Anyways, I finally worked up the courage to try these out Thursday night when Sandy was babysitting. She had no desire to even attempt one of these bad boys. I can't blame her, I was so skeptical myself. I told myself I was going to try to like them, that there had to be something good about them. It's Trader Joe's, it's meatloaf, how bad can it be? I wanted to like them, at least a little, so as to not cast a shadow over the Trader Joe name.
First, Trader Joe's takes the whole "muffin" concept a little too far. They come in a plastic muffin tray of sorts, and since they're frozen in, I had to get a knife to cut around the sides to get one of these meat cakes out. Secondly, their "preferred method" of preparation is two minutes on high in the microwave. Under no practically no circumstances should meatloaf be microwaved, let alone as a "preferred method" ... it just does something to it that I can't explain but it makes not nearly as good. I microwave it anyways, because if Trader Joe says this for the best, well, okay. Anyways, the microwave dings, I get my fork (even though muffins are supposed to be a hands-on food), and take a bite.
Again, oh man.
Usually, Trader Joe's does a great job of selecting products, but when they fail, they do so epically. Consider these the Titanic. These are so bland and tasteless. In fact, what I tasted the most was the spinach they squeezed between the meat and mashed potatoes. Of course, the spinach was limp, watery, and kinda gross by itself. The potatoes were definitely of the powdery box variety, kinda grainy, and barely hinted of the Parmesan flavor they were advertised as having. And the meatloaf ... I weep. It was just bad, completely devoid of any semblance of flavor. I tried a little chunk of it by itself, tasted nothing, but when I looked closer, I saw it was still pinkish. It wasn't even fully cooked. I know you can get away with that for steaks and burgers (in fact, it's encouraged) but to my knowledge, meatloaf is not something to be consumed in a semi-raw fashion. Honestly, the "meatloaf" (definitely use the quotation marks for this junk) reminds me of canned cat food, in semblance, presumable taste, and texture. Just awful. Put it all together in a four-bite sized morsel, and it's a dinner-time catastrophe. I'd almost rather have eaten Spam from a can, it's that bad.

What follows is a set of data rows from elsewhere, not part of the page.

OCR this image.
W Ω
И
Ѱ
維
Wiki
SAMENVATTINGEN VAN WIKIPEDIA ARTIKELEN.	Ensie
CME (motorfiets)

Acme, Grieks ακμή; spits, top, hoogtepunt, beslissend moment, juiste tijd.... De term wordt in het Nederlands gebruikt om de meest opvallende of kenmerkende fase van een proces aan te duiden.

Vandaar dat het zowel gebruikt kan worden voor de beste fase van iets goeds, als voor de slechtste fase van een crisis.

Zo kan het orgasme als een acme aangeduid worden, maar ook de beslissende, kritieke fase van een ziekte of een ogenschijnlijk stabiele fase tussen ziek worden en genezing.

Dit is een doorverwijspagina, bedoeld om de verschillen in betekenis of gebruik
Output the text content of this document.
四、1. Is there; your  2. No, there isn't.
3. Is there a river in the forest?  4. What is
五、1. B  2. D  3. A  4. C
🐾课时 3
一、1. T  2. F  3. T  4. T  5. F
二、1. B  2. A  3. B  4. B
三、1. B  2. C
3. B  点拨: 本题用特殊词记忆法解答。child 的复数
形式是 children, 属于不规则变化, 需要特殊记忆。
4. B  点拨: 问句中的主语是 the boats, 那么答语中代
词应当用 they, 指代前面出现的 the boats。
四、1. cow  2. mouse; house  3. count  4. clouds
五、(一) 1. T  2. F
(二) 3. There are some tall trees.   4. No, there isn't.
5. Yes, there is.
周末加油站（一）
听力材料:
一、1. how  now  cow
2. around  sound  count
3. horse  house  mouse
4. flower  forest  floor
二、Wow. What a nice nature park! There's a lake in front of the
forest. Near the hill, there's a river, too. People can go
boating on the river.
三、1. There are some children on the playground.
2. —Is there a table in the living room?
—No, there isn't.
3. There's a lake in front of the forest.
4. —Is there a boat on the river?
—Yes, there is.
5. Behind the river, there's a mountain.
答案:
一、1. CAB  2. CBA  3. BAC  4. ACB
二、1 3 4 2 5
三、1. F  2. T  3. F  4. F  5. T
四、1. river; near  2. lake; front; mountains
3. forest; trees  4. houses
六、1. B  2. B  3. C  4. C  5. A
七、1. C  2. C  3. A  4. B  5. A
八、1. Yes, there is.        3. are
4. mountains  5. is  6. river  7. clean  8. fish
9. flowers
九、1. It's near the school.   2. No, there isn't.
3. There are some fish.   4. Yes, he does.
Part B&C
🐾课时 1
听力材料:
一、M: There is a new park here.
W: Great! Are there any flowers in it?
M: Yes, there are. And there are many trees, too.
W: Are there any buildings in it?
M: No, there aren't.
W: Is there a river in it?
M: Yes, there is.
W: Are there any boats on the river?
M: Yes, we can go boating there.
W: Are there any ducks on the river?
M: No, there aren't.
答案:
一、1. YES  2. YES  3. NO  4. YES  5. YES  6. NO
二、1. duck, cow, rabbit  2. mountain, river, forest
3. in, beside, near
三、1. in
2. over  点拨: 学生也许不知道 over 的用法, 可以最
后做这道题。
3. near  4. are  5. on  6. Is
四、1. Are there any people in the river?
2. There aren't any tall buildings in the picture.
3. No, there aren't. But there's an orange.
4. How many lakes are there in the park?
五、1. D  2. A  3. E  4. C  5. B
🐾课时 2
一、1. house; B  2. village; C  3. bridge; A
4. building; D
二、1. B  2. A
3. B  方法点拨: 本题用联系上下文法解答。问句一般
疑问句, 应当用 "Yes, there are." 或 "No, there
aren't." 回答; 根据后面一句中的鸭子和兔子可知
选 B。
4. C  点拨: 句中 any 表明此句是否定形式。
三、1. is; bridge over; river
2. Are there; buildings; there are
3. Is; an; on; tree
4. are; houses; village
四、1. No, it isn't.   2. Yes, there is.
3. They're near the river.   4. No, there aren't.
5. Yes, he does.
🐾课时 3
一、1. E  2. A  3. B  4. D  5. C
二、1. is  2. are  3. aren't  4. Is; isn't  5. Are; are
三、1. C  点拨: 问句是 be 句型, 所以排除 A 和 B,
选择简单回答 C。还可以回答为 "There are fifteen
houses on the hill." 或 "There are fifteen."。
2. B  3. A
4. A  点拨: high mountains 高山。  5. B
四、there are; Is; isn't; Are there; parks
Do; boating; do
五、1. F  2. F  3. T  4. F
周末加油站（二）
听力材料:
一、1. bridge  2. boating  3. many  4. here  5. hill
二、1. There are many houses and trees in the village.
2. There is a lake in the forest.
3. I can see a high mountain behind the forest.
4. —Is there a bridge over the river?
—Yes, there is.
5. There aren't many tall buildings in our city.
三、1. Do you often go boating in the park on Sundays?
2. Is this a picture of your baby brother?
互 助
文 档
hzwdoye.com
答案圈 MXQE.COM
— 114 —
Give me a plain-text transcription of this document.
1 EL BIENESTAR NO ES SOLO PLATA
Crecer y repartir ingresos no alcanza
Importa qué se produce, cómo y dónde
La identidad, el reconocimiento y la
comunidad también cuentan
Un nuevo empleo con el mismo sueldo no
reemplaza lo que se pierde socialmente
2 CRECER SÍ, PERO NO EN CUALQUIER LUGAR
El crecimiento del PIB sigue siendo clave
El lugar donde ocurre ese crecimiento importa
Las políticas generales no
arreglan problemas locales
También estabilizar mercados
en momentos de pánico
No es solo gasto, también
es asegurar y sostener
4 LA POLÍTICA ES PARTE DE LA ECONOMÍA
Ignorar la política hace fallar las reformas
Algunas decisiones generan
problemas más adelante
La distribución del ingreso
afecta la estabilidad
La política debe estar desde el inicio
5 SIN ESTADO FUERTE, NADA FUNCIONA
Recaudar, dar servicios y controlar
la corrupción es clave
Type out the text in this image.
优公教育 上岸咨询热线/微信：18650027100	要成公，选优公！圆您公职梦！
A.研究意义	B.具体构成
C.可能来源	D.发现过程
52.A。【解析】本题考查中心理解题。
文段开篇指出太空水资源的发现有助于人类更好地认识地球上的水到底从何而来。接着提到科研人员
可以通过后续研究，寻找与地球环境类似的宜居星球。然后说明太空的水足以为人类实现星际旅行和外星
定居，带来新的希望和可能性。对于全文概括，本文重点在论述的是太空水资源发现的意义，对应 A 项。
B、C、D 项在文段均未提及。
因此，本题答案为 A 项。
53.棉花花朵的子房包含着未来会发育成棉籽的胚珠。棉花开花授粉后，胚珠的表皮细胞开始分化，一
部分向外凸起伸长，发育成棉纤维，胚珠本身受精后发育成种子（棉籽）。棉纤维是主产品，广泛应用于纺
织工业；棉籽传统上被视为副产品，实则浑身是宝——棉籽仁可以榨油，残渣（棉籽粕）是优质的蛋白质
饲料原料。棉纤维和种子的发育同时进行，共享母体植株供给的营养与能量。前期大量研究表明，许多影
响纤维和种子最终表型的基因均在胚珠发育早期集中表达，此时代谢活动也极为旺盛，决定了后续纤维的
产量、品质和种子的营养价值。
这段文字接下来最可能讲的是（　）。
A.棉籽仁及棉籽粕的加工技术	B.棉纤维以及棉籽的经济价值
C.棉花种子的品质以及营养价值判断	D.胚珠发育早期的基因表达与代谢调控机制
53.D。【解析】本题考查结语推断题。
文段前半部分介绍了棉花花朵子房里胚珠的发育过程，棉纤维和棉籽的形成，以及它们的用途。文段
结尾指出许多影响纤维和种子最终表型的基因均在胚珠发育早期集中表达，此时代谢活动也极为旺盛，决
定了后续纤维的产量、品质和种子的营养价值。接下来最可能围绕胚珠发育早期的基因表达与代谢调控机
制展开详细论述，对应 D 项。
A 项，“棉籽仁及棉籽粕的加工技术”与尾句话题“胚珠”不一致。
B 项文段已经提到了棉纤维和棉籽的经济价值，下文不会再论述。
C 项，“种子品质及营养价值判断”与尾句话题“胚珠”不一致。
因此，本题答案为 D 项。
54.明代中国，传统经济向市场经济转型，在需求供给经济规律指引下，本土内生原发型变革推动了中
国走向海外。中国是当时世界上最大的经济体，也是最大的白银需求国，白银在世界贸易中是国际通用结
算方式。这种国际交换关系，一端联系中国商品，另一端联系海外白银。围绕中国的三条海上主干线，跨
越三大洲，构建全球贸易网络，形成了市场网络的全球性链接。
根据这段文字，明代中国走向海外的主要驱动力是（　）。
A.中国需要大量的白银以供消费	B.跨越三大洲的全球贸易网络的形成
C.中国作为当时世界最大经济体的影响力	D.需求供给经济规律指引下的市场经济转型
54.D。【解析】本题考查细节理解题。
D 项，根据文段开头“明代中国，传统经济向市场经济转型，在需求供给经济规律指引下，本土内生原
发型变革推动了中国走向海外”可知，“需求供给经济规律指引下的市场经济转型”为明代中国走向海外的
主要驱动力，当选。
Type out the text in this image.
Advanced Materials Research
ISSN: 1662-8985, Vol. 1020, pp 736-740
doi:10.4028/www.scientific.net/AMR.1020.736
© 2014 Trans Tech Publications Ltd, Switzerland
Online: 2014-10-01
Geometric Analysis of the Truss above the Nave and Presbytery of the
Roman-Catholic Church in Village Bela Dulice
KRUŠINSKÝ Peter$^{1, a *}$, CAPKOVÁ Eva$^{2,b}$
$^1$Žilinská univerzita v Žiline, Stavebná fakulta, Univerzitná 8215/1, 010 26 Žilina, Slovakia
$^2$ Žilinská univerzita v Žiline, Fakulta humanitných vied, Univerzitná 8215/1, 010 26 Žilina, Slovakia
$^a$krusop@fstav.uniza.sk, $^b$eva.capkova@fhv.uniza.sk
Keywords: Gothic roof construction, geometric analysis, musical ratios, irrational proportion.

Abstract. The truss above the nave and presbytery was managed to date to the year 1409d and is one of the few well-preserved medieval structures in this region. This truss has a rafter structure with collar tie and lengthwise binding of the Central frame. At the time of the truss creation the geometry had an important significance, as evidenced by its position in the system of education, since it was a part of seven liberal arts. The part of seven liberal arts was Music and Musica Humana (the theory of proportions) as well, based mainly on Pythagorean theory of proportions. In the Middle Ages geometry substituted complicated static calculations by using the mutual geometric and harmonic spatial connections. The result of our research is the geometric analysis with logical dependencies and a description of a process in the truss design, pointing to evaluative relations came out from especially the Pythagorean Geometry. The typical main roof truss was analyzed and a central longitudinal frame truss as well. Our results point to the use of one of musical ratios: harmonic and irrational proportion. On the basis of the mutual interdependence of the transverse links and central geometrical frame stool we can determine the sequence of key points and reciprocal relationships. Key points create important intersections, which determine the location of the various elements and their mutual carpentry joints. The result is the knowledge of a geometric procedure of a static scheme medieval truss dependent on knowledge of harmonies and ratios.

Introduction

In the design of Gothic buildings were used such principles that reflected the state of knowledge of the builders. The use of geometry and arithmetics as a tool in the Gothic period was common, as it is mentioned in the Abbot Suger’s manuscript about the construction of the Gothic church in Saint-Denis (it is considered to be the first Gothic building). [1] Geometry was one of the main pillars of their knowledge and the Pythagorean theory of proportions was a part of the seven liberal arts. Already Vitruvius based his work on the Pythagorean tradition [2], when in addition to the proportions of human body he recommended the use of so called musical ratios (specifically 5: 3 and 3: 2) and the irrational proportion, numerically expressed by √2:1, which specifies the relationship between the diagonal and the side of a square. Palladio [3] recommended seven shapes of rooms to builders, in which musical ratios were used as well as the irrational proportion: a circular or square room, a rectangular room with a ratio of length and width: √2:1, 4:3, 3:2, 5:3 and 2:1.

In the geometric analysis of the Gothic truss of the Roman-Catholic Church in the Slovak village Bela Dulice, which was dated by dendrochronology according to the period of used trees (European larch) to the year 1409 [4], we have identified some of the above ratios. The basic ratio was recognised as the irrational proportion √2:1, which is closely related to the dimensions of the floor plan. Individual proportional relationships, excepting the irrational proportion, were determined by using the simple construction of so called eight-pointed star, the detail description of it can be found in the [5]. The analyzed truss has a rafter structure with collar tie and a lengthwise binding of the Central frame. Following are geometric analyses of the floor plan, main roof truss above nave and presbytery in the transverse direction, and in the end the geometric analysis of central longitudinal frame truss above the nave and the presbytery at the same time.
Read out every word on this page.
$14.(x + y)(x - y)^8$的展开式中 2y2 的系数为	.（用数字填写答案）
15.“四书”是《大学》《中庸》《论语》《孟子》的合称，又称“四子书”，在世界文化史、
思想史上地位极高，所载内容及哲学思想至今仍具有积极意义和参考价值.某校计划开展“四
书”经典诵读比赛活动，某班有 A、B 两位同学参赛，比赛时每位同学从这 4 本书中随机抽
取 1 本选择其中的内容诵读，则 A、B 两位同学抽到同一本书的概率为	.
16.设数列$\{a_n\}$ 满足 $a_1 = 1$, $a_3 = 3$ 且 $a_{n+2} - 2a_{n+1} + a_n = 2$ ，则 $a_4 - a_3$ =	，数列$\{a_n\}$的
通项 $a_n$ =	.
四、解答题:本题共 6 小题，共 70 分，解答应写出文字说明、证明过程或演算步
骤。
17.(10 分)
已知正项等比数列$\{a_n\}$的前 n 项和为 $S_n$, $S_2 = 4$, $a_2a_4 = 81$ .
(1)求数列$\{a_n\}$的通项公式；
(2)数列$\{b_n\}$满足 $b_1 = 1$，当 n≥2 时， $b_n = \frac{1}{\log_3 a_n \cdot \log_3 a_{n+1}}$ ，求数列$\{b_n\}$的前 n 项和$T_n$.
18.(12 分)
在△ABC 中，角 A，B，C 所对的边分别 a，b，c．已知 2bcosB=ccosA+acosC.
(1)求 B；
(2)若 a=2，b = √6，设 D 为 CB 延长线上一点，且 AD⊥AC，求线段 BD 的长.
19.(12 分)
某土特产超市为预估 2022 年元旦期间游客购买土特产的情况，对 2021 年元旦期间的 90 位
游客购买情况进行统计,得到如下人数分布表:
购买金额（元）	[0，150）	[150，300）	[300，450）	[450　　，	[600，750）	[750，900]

I was going to eat another one, just to make sure they were gross (and if so, if hot sauce could salvage them), but my eyes slid over to the Nutrition Facts panel. Over 20% of my fat, cholesterol and sodium intake for my day in just one of these? I'm no prude when it comes to this stuff, but if I'm going to eat something that horrendous for me, it has got to be worth it. I settled for the timeless bachelor option of a bowl of cereal and a beer. Combine that info with their price tag ($6 for a box of four = $1.50 each), and let's just say I'm glad TJ's has a good return policy. I have nothing even slightly redeeming to say about these. At least TJ's has enough other really good stuff so I can't dismiss them completely as a company, but if this were my first ever purchase from them, I'd never go back.
In conclusion, to paraphrase the classic Meatloaf song, I would do anything for 'loaf,' but I won't do these. Ever again.